PO chce abolicji dla spóźnialskich samorządowców

PO chce abolicji dla spóźnialskich samorządowców

Dodano:   /  Zmieniono: 
Platforma Obywatelska złożyła w Sejmie projekt ustawy wprowadzającej abolicję dla samorządowców, którzy nie złożyli w terminie oświadczeń majątkowych - dowiedział się "Wprost".
PO rozpoczęła też zbieranie podpisów pod wnioskiem do Trybunału Konstytucyjnego zaskarżającym przepisy przewidujące utratę mandatu przez prezydentów miast, burmistrzów i wójtów, którzy spóźnili się ze złożeniem oświadczenia majątkowego. To odpowiedź na problemy, jakie ma prezydent Warszawy Hanna Gronkiewicz-Waltz. Spóźniła się ona o dwa dni ze złożeniem oświadczenia o działalności gospodarczej męża. W efekcie, zgodnie z restrykcyjnymi przepisami o samorządzie terytorialnym, powinna utracić mandat. W podobnej sytuacji jest wielu innych samorządowców w Polsce.

Zdaniem PO, restrykcyjne przepisy są niekonstytucyjne.

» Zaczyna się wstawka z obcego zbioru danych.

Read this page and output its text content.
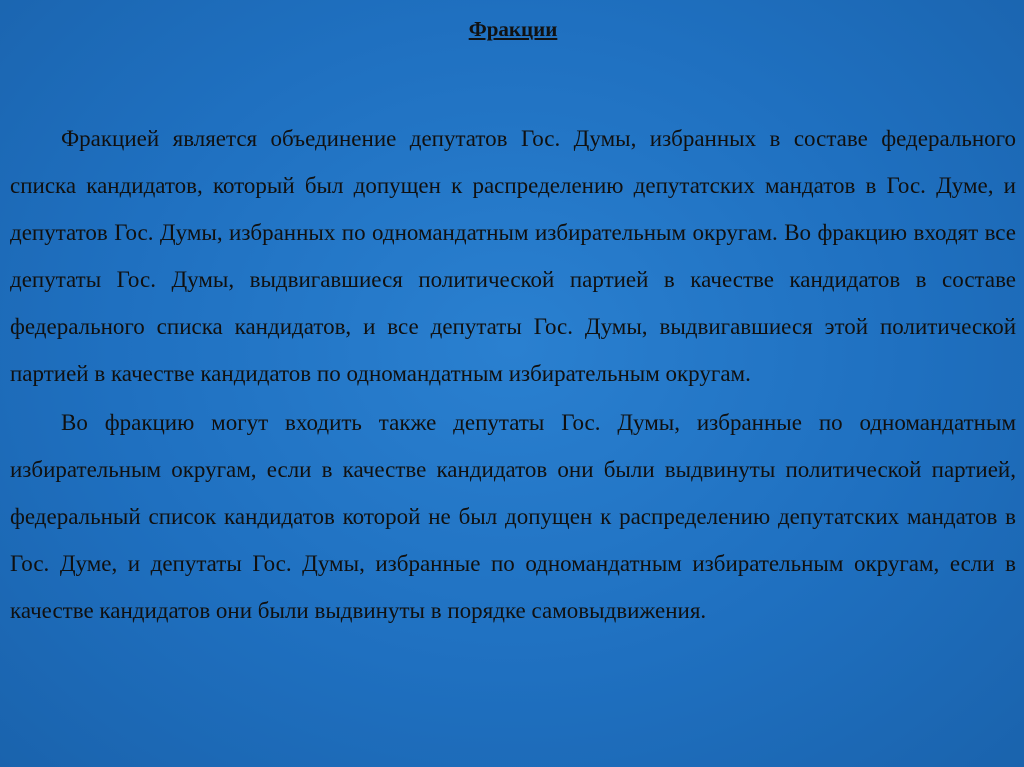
Фракции

Фракцией является объединение депутатов Гос. Думы, избранных в составе федерального списка кандидатов, который был допущен к распределению депутатских мандатов в Гос. Думе, и депутатов Гос. Думы, избранных по одномандатным избирательным округам. Во фракцию входят все депутаты Гос. Думы, выдвигавшиеся политической партией в качестве кандидатов в составе федерального списка кандидатов, и все депутаты Гос. Думы, выдвигавшиеся этой политической партией в качестве кандидатов по одномандатным избирательным округам.

Во фракцию могут входить также депутаты Гос. Думы, избранные по одномандатным избирательным округам, если в качестве кандидатов они были выдвинуты политической партией, федеральный список кандидатов которой не был допущен к распределению депутатских мандатов в Гос. Думе, и депутаты Гос. Думы, избранные по одномандатным избирательным округам, если в качестве кандидатов они были выдвинуты в порядке самовыдвижения.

We wniosku, do którego dotarł "Wprost", posłowie PO wskazują, że obowiązująca ustawa o samorządzie terytorialnym łamie art. 2 konstytucji ("RP jest demokratycznym państwem prawnym urzeczywistniającym zasady sprawiedliwości społecznej") oraz art. 31 ust. 3 ("Ograniczenia w zakresie korzystania z konstytucyjnych wolności i praw mogą być ustanawiane tylko w ustawie i tylko wtedy, gdy są konieczne w demokratycznym państwie dla jego bezpieczeństwa lub porządku publicznego bądź dla ochrony środowiska, zdrowia i moralności publicznej albo wolności i praw innych osób. Ograniczenia te nie mogą naruszać istoty wolności i praw").

Z kolei skierowany do marszałka Sejmu projekt ustawy o przedłużeniu terminu składaniu oświadczeń majątkowych przez wójtów, burmistrzów i prezydentów miast oraz radnych jednostek samorządu terytorialnego wprowadza abolicję dla tych samorządowców, którzy spóźnili się ze złożeniem w terminie oświadczeń majątkowych.

- Liczymy, że ustawa zostanie przyjęta błyskawicznie, tak by nie trzeba było powtarzać kosztownych wyborów w stolicy i wielu innych gminach w Polsce - mówi Julia Pitera (PO). - To, jak PiS potraktuje tę ustawę w Sejmie, będzie testem, czy tej partii rzeczywiście zależy na przestrzeganiu przepisów, czy też zwalczaniu opozycyjnych samorządowców - dodaje Pitera.